Let's convert these fractions into decimals:
- 3/4 = 0.75
- 5/6 = 0.83 recurring (rounded to two decimal places)
We can set up another equation based on this information:
0.75x = 0.83y -- Equation 2
Now we have a system of two equations (Equation 1 and Equation 2) that we can solve simultaneously to find the values of x and y.
To solve the system of equations, we can use the method of substitution.
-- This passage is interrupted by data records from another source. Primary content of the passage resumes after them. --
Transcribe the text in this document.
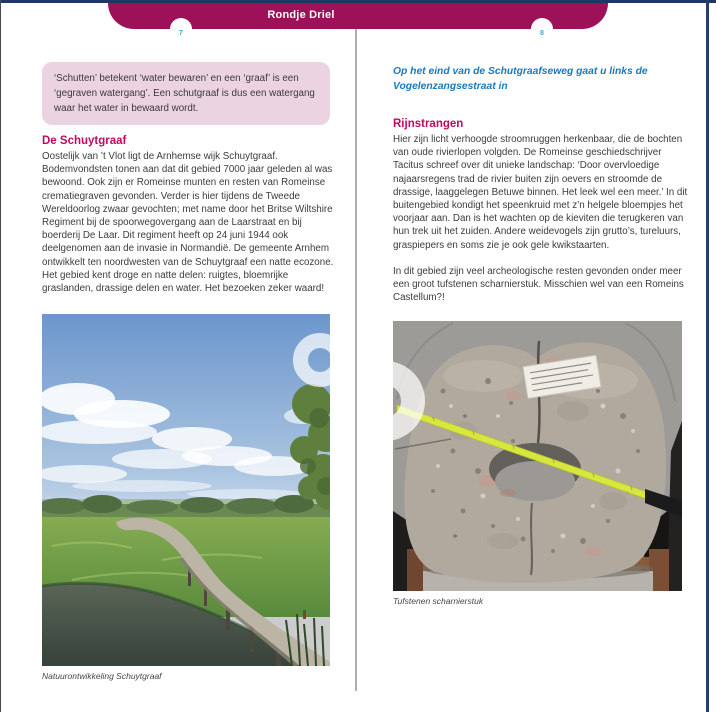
Rondje Driel
7	8

‘Schutten’ betekent ‘water bewaren’ en een ‘graaf’ is een ‘gegraven watergang’. Een schutgraaf is dus een watergang waar het water in bewaard wordt.

De Schuytgraaf

Oostelijk van ’t Vlot ligt de Arnhemse wijk Schuytgraaf. Bodemvondsten tonen aan dat dit gebied 7000 jaar geleden al was bewoond. Ook zijn er Romeinse munten en resten van Romeinse crematiegraven gevonden. Verder is hier tijdens de Tweede Wereldoorlog zwaar gevochten; met name door het Britse Wiltshire Regiment bij de spoorwegovergang aan de Laarstraat en bij boerderij De Laar. Dit regiment heeft op 24 juni 1944 ook deelgenomen aan de invasie in Normandië. De gemeente Arnhem ontwikkelt ten noordwesten van de Schuytgraaf een natte ecozone. Het gebied kent droge en natte delen: ruigtes, bloemrijke graslanden, drassige delen en water. Het bezoeken zeker waard!

Natuurontwikkeling Schuytgraaf

Op het eind van de Schutgraafseweg gaat u links de Vogelenzangsestraat in

Rijnstrangen

Hier zijn licht verhoogde stroomruggen herkenbaar, die de bochten van oude rivierlopen volgden. De Romeinse geschiedschrijver Tacitus schreef over dit unieke landschap: ‘Door overvloedige najaarsregens trad de rivier buiten zijn oevers en stroomde de drassige, laaggelegen Betuwe binnen. Het leek wel een meer.’ In dit buitengebied kondigt het speenkruid met z’n helgele bloempjes het voorjaar aan. Dan is het wachten op de kieviten die terugkeren van hun trek uit het zuiden. Andere weidevogels zijn grutto’s, tureluurs, graspiepers en soms zie je ook gele kwikstaarten.

In dit gebied zijn veel archeologische resten gevonden onder meer een groot tufstenen scharnierstuk. Misschien wel van een Romeins Castellum?!

Tufstenen scharnierstuk
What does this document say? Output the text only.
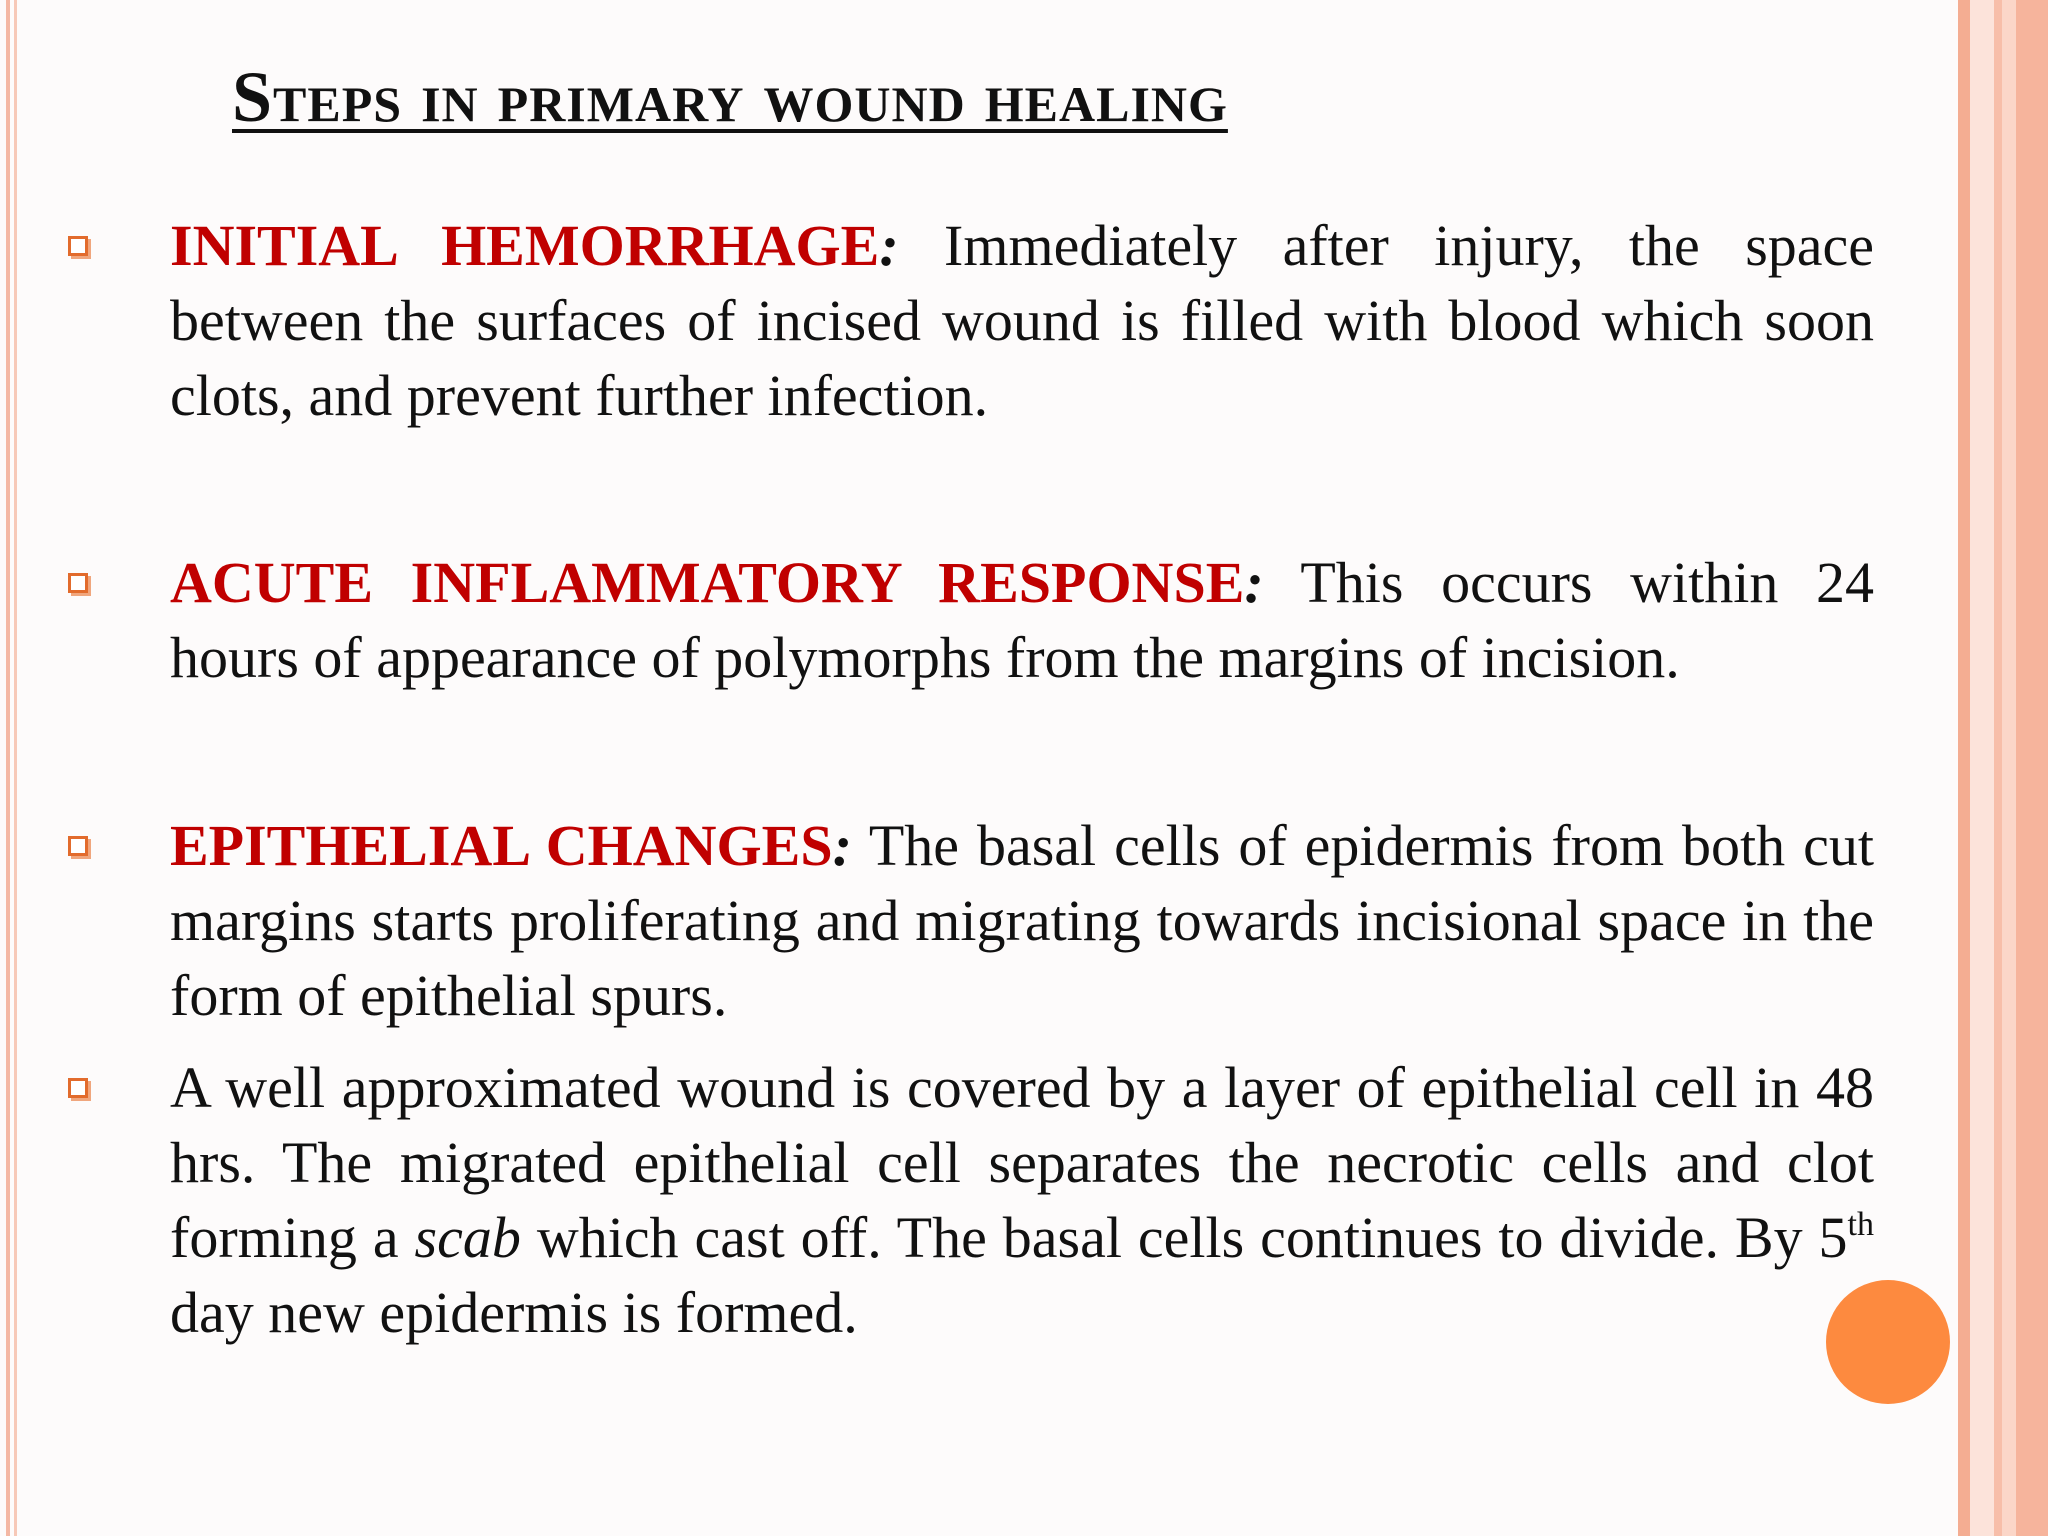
Steps in primary wound healing
INITIAL HEMORRHAGE: Immediately after injury, the space between the surfaces of incised wound is filled with blood which soon clots, and prevent further infection.
ACUTE INFLAMMATORY RESPONSE: This occurs within 24 hours of appearance of polymorphs from the margins of incision.
EPITHELIAL CHANGES: The basal cells of epidermis from both cut margins starts proliferating and migrating towards incisional space in the form of epithelial spurs.
A well approximated wound is covered by a layer of epithelial cell in 48 hrs. The migrated epithelial cell separates the necrotic cells and clot forming a scab which cast off. The basal cells continues to divide. By 5th day new epidermis is formed.
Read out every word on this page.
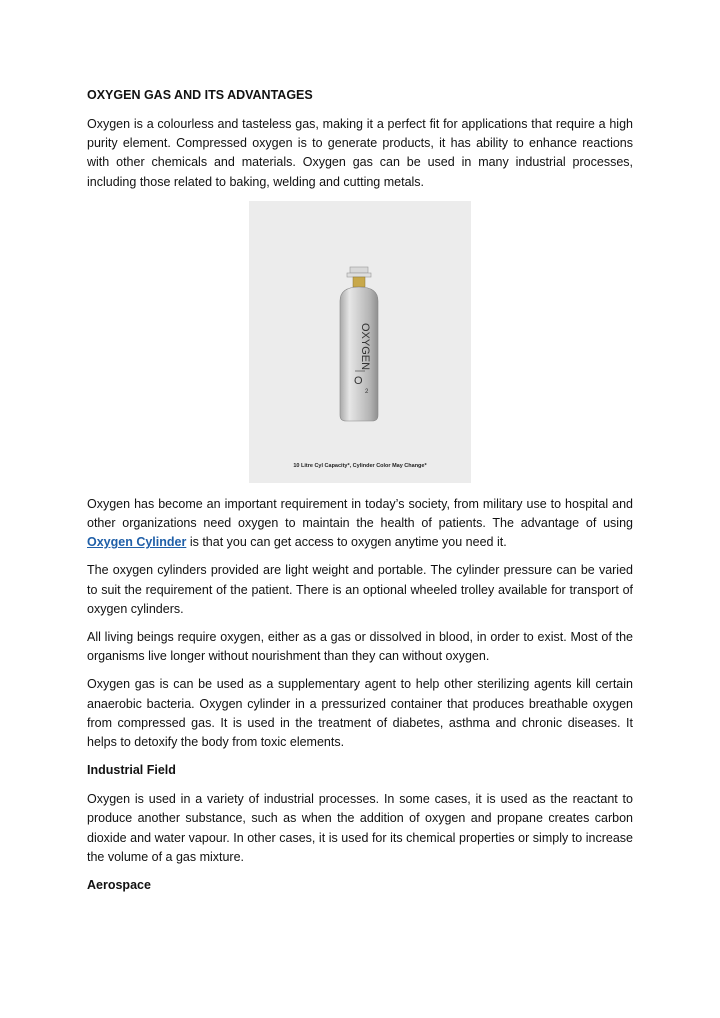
OXYGEN GAS AND ITS ADVANTAGES

Oxygen is a colourless and tasteless gas, making it a perfect fit for applications that require a high purity element. Compressed oxygen is to generate products, it has ability to enhance reactions with other chemicals and materials. Oxygen gas can be used in many industrial processes, including those related to baking, welding and cutting metals.

OXYGEN
O
2
10 Litre Cyl Capacity*, Cylinder Color May Change*

Oxygen has become an important requirement in today’s society, from military use to hospital and other organizations need oxygen to maintain the health of patients. The advantage of using Oxygen Cylinder is that you can get access to oxygen anytime you need it.

The oxygen cylinders provided are light weight and portable. The cylinder pressure can be varied to suit the requirement of the patient. There is an optional wheeled trolley available for transport of oxygen cylinders.

All living beings require oxygen, either as a gas or dissolved in blood, in order to exist. Most of the organisms live longer without nourishment than they can without oxygen.

Oxygen gas is can be used as a supplementary agent to help other sterilizing agents kill certain anaerobic bacteria. Oxygen cylinder in a pressurized container that produces breathable oxygen from compressed gas. It is used in the treatment of diabetes, asthma and chronic diseases. It helps to detoxify the body from toxic elements.

Industrial Field

Oxygen is used in a variety of industrial processes. In some cases, it is used as the reactant to produce another substance, such as when the addition of oxygen and propane creates carbon dioxide and water vapour. In other cases, it is used for its chemical properties or simply to increase the volume of a gas mixture.

Aerospace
Rearrange Equation 2 to solve for x:
x = (0.83y)/0.75
Substitute this expression for x in Equation 1:
2((0.83y)/0.75) + 3y = 23.50
Now we can solve for y:
(1.66y/0.75) + 3y = 23.50
1.66y + 2.25y = 23.50 * 0.75
3.91y = 17.635
y = 17.635 / 3.91
y ≈ 4.50
Now substitute the value of y back into Equation 2 to find x:
0.75x = 0.83(4.50)
0.75x = 3.735
x = 3.735 / 0.75
x ≈ 4.98
Therefore, the cost of 1 full bag of chocolates is approximately $4.98.